Les demandeurs soutiennent encore que les décisions attaquées contreviendraient à l’article 8 de la Convention européenne de sauvegarde des droits de l’homme et des libertés fondamentales en ce qu’il garantit le regroupement familial, étant donné qu’il aurait toujours existé entre eux et leur fille une vie familiale effective, même avant leur arrivée au Luxembourg et qu’ils entendraient poursuivre cette vie familiale existante sur le territoire luxembourgeois, d’autant plus qu’il n’y aurait plus aucun membre de leur famille en Chine et qu’un retour dans leur pays d’origine les forcerait à vivre dans un isolement social quasiment complet.

Finalement, les demandeurs estiment que la motivation tirée de leur séjour irrégulier sur le territoire luxembourgeois ne serait pas suffisante à elle seule à motiver les décisions de refus, étant donné qu’ils seraient arrivés régulièrement au Grand-Duché de Luxembourg et rempliraient les conditions d’octroi d’une autorisation d’entrée et de séjour et que ce serait à tort que le ministre estimerait que Monsieur … constituerait un danger pour l’ordre public et la sécurité publique.

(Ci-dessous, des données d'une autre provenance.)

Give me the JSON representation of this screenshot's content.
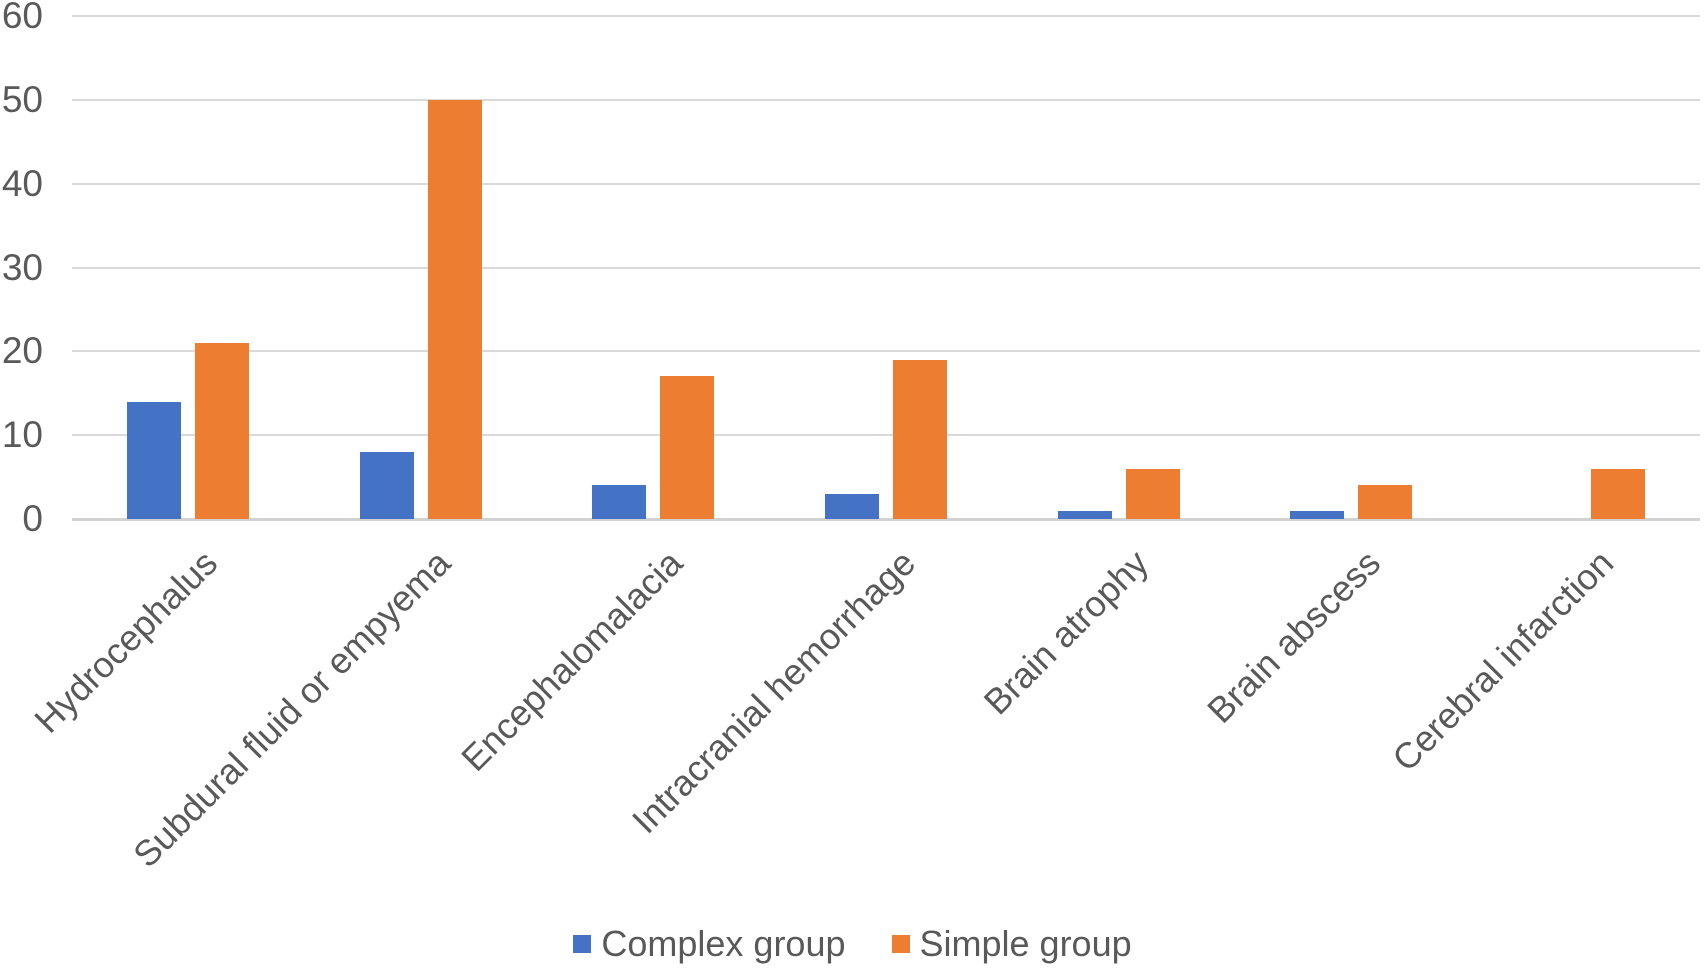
{
  "chart_data": {
    "type": "bar",
    "title": "",
    "xlabel": "",
    "ylabel": "",
    "categories": [
      "Hydrocephalus",
      "Subdural fluid or empyema",
      "Encephalomalacia",
      "Intracranial hemorrhage",
      "Brain atrophy",
      "Brain abscess",
      "Cerebral infarction"
    ],
    "series": [
      {
        "name": "Complex group",
        "color": "#4472C4",
        "values": [
          14,
          8,
          4,
          3,
          1,
          1,
          0
        ]
      },
      {
        "name": "Simple group",
        "color": "#ED7D31",
        "values": [
          21,
          50,
          17,
          19,
          6,
          4,
          6
        ]
      }
    ],
    "ylim": [
      0,
      60
    ],
    "yticks": [
      0,
      10,
      20,
      30,
      40,
      50,
      60
    ],
    "grid": true,
    "legend_position": "bottom"
  },
  "style": {
    "text_color": "#595959",
    "gridline_color": "#D9D9D9",
    "background_color": "#FFFFFF"
  }
}
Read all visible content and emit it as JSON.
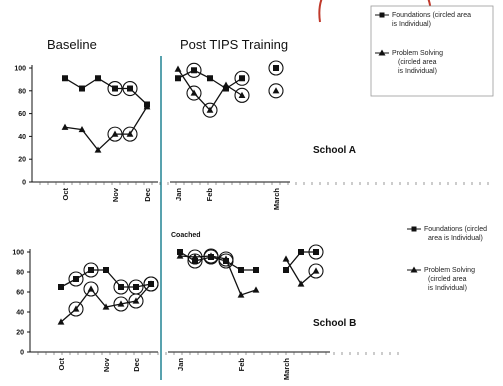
{
  "chart_data": [
    {
      "type": "line",
      "title": "School A",
      "phase_labels": [
        "Baseline",
        "Post TIPS Training"
      ],
      "x_tick_labels": [
        "Oct",
        "Nov",
        "Dec",
        "Jan",
        "Feb",
        "March"
      ],
      "x_annotation": "Coached",
      "yticks": [
        0,
        20,
        40,
        60,
        80,
        100
      ],
      "ylim": [
        0,
        100
      ],
      "series": [
        {
          "name": "Foundations (circled area is Individual)",
          "marker": "square",
          "segments": [
            {
              "x": [
                "Oct 1",
                "Oct 3",
                "Oct 5",
                "Nov 1",
                "Nov 3",
                "Dec 1"
              ],
              "y": [
                91,
                82,
                91,
                82,
                82,
                68
              ]
            },
            {
              "x": [
                "Jan 1",
                "Jan 3",
                "Jan 5",
                "Feb 1",
                "Feb 3"
              ],
              "y": [
                91,
                98,
                91,
                82,
                91
              ]
            },
            {
              "x": [
                "March 1"
              ],
              "y": [
                100
              ]
            }
          ],
          "circled": [
            [
              "Nov 1",
              82
            ],
            [
              "Nov 3",
              82
            ],
            [
              "Jan 3",
              98
            ],
            [
              "Feb 3",
              91
            ],
            [
              "March 1",
              100
            ]
          ]
        },
        {
          "name": "Problem Solving (circled area is Individual)",
          "marker": "triangle",
          "segments": [
            {
              "x": [
                "Oct 1",
                "Oct 3",
                "Oct 5",
                "Nov 1",
                "Nov 3",
                "Dec 1"
              ],
              "y": [
                48,
                46,
                28,
                42,
                42,
                66
              ]
            },
            {
              "x": [
                "Jan 1",
                "Jan 3",
                "Jan 5",
                "Feb 1",
                "Feb 3"
              ],
              "y": [
                99,
                78,
                63,
                85,
                76
              ]
            },
            {
              "x": [
                "March 1"
              ],
              "y": [
                80
              ]
            }
          ],
          "circled": [
            [
              "Nov 1",
              42
            ],
            [
              "Nov 3",
              42
            ],
            [
              "Jan 3",
              78
            ],
            [
              "Jan 5",
              63
            ],
            [
              "Feb 3",
              76
            ],
            [
              "March 1",
              80
            ]
          ]
        }
      ],
      "legend_placement": "top-right"
    },
    {
      "type": "line",
      "title": "School B",
      "x_tick_labels": [
        "Oct",
        "Nov",
        "Dec",
        "Jan",
        "Feb",
        "March"
      ],
      "yticks": [
        0,
        20,
        40,
        60,
        80,
        100
      ],
      "ylim": [
        0,
        100
      ],
      "series": [
        {
          "name": "Foundations (circled area is Individual)",
          "marker": "square",
          "segments": [
            {
              "x": [
                "Oct 1",
                "Oct 3",
                "Oct 5",
                "Nov 1",
                "Nov 3",
                "Dec 1",
                "Dec 3"
              ],
              "y": [
                65,
                73,
                82,
                82,
                65,
                65,
                68
              ]
            },
            {
              "x": [
                "Jan 1",
                "Jan 3",
                "Jan 5",
                "Feb 1",
                "Feb 3",
                "Feb 5"
              ],
              "y": [
                100,
                91,
                95,
                91,
                82,
                82
              ]
            },
            {
              "x": [
                "March 1",
                "March 3",
                "March 5"
              ],
              "y": [
                82,
                100,
                100
              ]
            }
          ],
          "circled": [
            [
              "Oct 3",
              73
            ],
            [
              "Oct 5",
              82
            ],
            [
              "Nov 3",
              65
            ],
            [
              "Dec 1",
              65
            ],
            [
              "Dec 3",
              68
            ],
            [
              "Jan 3",
              91
            ],
            [
              "Jan 5",
              95
            ],
            [
              "Feb 1",
              91
            ],
            [
              "March 5",
              100
            ]
          ]
        },
        {
          "name": "Problem Solving (circled area is Individual)",
          "marker": "triangle",
          "segments": [
            {
              "x": [
                "Oct 1",
                "Oct 3",
                "Oct 5",
                "Nov 1",
                "Nov 3",
                "Dec 1",
                "Dec 3"
              ],
              "y": [
                30,
                43,
                63,
                45,
                48,
                51,
                68
              ]
            },
            {
              "x": [
                "Jan 1",
                "Jan 3",
                "Jan 5",
                "Feb 1",
                "Feb 3",
                "Feb 5"
              ],
              "y": [
                96,
                95,
                96,
                93,
                57,
                62
              ]
            },
            {
              "x": [
                "March 1",
                "March 3",
                "March 5"
              ],
              "y": [
                93,
                68,
                81
              ]
            }
          ],
          "circled": [
            [
              "Oct 3",
              43
            ],
            [
              "Oct 5",
              63
            ],
            [
              "Nov 3",
              48
            ],
            [
              "Dec 1",
              51
            ],
            [
              "Dec 3",
              68
            ],
            [
              "Jan 3",
              95
            ],
            [
              "Jan 5",
              96
            ],
            [
              "Feb 1",
              93
            ],
            [
              "March 5",
              81
            ]
          ]
        }
      ],
      "legend_placement": "right"
    }
  ],
  "colors": {
    "phase_line": "#2e8b9a",
    "series": "#111111",
    "circle": "#111111"
  }
}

Le délégué du gouvernement insiste sur le fait que les demandeurs auraient bénéficié d’un visa « Schengen » valable seulement du 18 juillet 2002 au 31 août 2002 et qu’à l’expiration de ce visa, ils n’auraient ni sollicité ni obtenu un titre de séjour pour le Luxembourg. Pour le surplus, Monsieur … aurait fait l’objet d’un rapport dressé par la brigade de police de Grevenmacher en date du 7 novembre 2003, duquel il ressortirait qu’il afficherait un comportement particulier s’illustrant notamment par l’usage de violence à l’encontre de sa petite-fille et des troubles de comportement, de sorte qu’il serait susceptible de compromettre l’ordre public au Luxembourg.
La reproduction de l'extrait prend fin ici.